Re: [HACKERS] [PATCH] 2PC state files on shared memory

2009-08-10 Thread Tom Lane
Michael Paquier michael.paqu...@gmail.com writes:
 After making a lot of tests, state file size is not more than 600B.
 In some cases, it reached a maximum of size of 712B and I used such
 transactions in my tests.

I can only say that that demonstrates you didn't test very many cases.
It is trivial to generate enormous state files --- try something with
a lot of subtransactions, for example, or a lot of files created or
deleted.  I remain of the opinion that asking users to estimate the
amount of shared memory needed for this patch will cripple its
usability.  We learned that lesson the hard way for FSM, I see no
reason we have to fail to learn from experience.

regards, tom lane

-- 
Sent via pgsql-hackers mailing list (pgsql-hackers@postgresql.org)
To make changes to your subscription:
http://www.postgresql.org/mailpref/pgsql-hackers


Re: [HACKERS] [PATCH] 2PC state files on shared memory

2009-08-09 Thread Michael Paquier
After making a lot of tests, state file size is not more than 600B.
In some cases, it reached a maximum of size of 712B and I used such
transactions in my tests.

 I think setting the size parameter for this would be a frightfully
 difficult problem; the fact that average installations wouldn't use it
 doesn't make that any better for those who would.  After our bad
 experiences with fixed-size FSM, I'm pretty wary of introducing new
 fixed-size structures that the user is expected to figure out how to
 size.
The patch has been designed such as if a state file has a size higher than
what has been decided by the user,
it will be written to disk instead of shared memory. So it will not
represent a danger for teh stability of the system.
The case of too many prepared transactions is also covered thanks to
max_prepared_transactions.

Regards,

-- 
Michael Paquier

NTT OSSC


Re: [HACKERS] [PATCH] 2PC state files on shared memory

2009-08-08 Thread Heikki Linnakangas
Tom Lane wrote:
 Michael Paquier michael.paqu...@gmail.com writes:
 Based on an idea of Heikki Linnakangas, here is a patch in order to improve
 2PC
 by sending the state files of prepared transactions to shared memory instead
 of disk.
 
 I don't understand how this can possibly work.  The entire point of
 2PC is that the state file is guaranteed to be on disk so it will
 survive a crash.  What good is it if it's in shared memory?

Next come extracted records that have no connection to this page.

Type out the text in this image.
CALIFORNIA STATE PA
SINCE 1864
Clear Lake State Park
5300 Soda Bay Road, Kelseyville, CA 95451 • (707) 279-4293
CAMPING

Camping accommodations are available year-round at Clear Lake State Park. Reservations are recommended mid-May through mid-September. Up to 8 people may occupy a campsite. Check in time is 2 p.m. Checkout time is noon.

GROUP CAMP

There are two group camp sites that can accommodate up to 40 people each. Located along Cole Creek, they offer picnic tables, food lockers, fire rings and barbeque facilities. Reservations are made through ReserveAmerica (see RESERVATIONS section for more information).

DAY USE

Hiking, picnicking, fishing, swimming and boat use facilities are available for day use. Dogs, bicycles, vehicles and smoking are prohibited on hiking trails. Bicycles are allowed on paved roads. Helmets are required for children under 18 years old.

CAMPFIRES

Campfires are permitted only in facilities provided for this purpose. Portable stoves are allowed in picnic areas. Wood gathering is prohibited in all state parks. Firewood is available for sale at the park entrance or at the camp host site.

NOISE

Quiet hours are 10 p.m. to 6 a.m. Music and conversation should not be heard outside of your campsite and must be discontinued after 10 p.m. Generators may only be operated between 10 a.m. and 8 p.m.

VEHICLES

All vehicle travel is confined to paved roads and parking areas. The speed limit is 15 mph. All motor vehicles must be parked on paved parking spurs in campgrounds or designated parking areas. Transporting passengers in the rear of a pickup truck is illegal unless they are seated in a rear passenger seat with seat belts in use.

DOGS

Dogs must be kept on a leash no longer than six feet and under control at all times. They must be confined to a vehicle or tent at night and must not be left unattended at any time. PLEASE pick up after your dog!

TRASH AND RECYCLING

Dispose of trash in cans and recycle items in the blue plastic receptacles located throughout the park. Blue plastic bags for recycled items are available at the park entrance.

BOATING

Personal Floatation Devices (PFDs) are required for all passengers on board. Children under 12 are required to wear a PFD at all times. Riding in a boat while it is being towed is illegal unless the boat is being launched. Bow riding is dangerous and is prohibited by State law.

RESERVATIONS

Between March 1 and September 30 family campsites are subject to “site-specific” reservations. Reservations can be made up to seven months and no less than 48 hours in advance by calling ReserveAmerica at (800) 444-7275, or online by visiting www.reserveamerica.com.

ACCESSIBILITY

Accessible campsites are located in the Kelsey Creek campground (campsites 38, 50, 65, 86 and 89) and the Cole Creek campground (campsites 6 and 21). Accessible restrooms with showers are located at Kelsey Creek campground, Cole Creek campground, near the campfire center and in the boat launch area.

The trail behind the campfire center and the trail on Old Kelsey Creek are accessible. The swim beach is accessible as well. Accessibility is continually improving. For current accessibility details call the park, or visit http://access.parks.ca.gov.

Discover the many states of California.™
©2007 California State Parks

The state files are not fsync'd when they're written, but a copy is
written to WAL so that it can be replayed on crash. With this patch,
it's still written to WAL, but the write to a file on disk is skipped,
and it's stored in shared memory instead.

 Quite aside from that, the fixed size of shared memory makes this seem
 pretty impractical.

Most state files are small. If one doesn't fit in the area reserved for
this, it's written to disk as usual. It's just an optimization.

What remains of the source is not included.